Here’s a bittersweet hunk of nostalgia candy from my geeky youth…

…a December 1982 magazine ad for Traveller, a science-fiction role playing game.

Traveller was the one of my earliest RPG purchases, picked up at a hobby store in some failing Essex County shopping mall a couple months after I scored a copy of the Dungeons & Dragons Basic Set.

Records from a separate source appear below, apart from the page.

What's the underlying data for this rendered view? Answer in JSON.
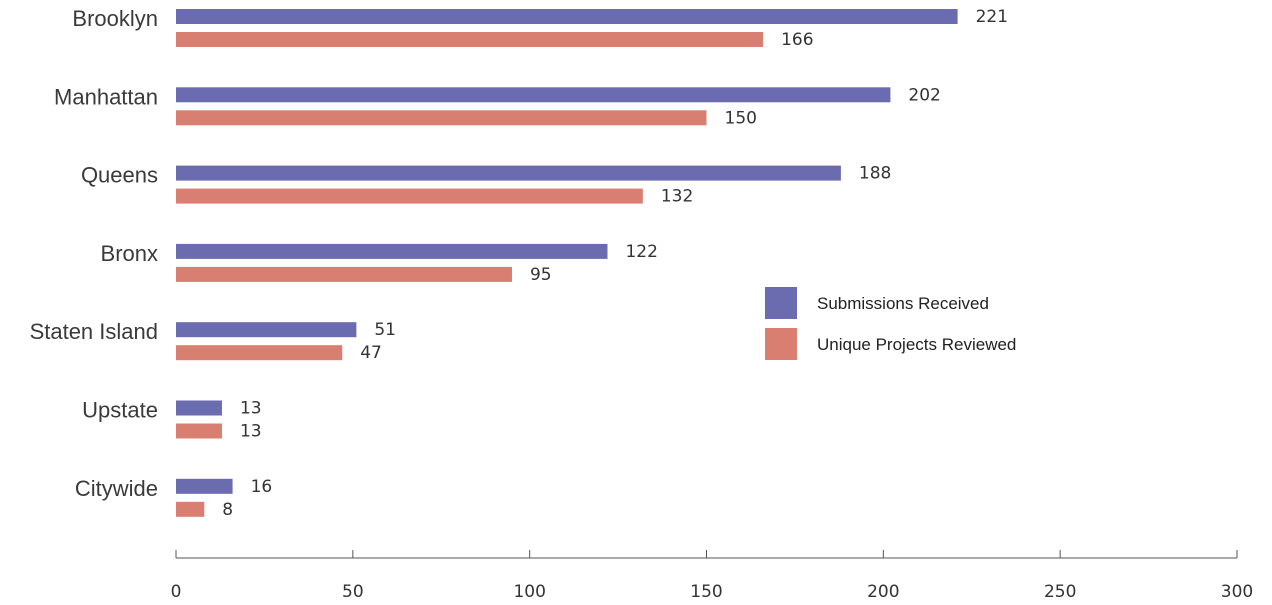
{
  "chart_data": {
    "type": "bar",
    "orientation": "horizontal",
    "categories": [
      "Brooklyn",
      "Manhattan",
      "Queens",
      "Bronx",
      "Staten Island",
      "Upstate",
      "Citywide"
    ],
    "series": [
      {
        "name": "Submissions Received",
        "color": "#6b6baf",
        "values": [
          221,
          202,
          188,
          122,
          51,
          13,
          16
        ]
      },
      {
        "name": "Unique Projects Reviewed",
        "color": "#d97f72",
        "values": [
          166,
          150,
          132,
          95,
          47,
          13,
          8
        ]
      }
    ],
    "xlim": [
      0,
      300
    ],
    "xticks": [
      0,
      50,
      100,
      150,
      200,
      250,
      300
    ],
    "grid": false,
    "legend_position": "right"
  }
}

Though I had been anticipating high sci-fi adventure along the lines of Star Trek, Star Wars, and various anime series, what the game ended up offering was the chance to play a middle-aged retiree with health problems and highly random assortment of skills…providing one’s character didn’t die during the generation phase, which was a very real possibility.

Again, Traveller was a game where your character could die before you embarked upon your first adventure.

If that poignant reminder of one’s frail mortality wasn’t enticement enough to play, Traveller‘s semi-firm sci-fi setting leaned towards such pulse-pounding scenarios as recovering spent nuclear fuel rods for meager profit.  Move over, Captain Kirk!  The Fred Sanford of Space is on the job!

Apart from the presence of FTL spacecraft, the science in Traveller‘s particular take on sci-fi wasn’t exactly the stuff of post-human singularities.  Chemical slugthrowers (that is to say “guns”) were the technological norm, with a few cumbersome, pack-fed energy weapons thrown in out of a sense of genre obligation.  So while players may not have been able to jetpack in, laser pistols blazing to rescue an alien princess under a strange nebula, they were more than adequately equipped to chase away the space opossums congregating around the space trash pile they planned on looting…and maybe, just maybe, they’d clear enough from the job to make this month’s starship payment.

As it turned out, my gaming group only played a single session of Traveller, using a scenario directly lifted from Aliens.  It ended badly for all involved, and we quickly returned to D&D‘s more gratfiying spin on adolescent power fantasies.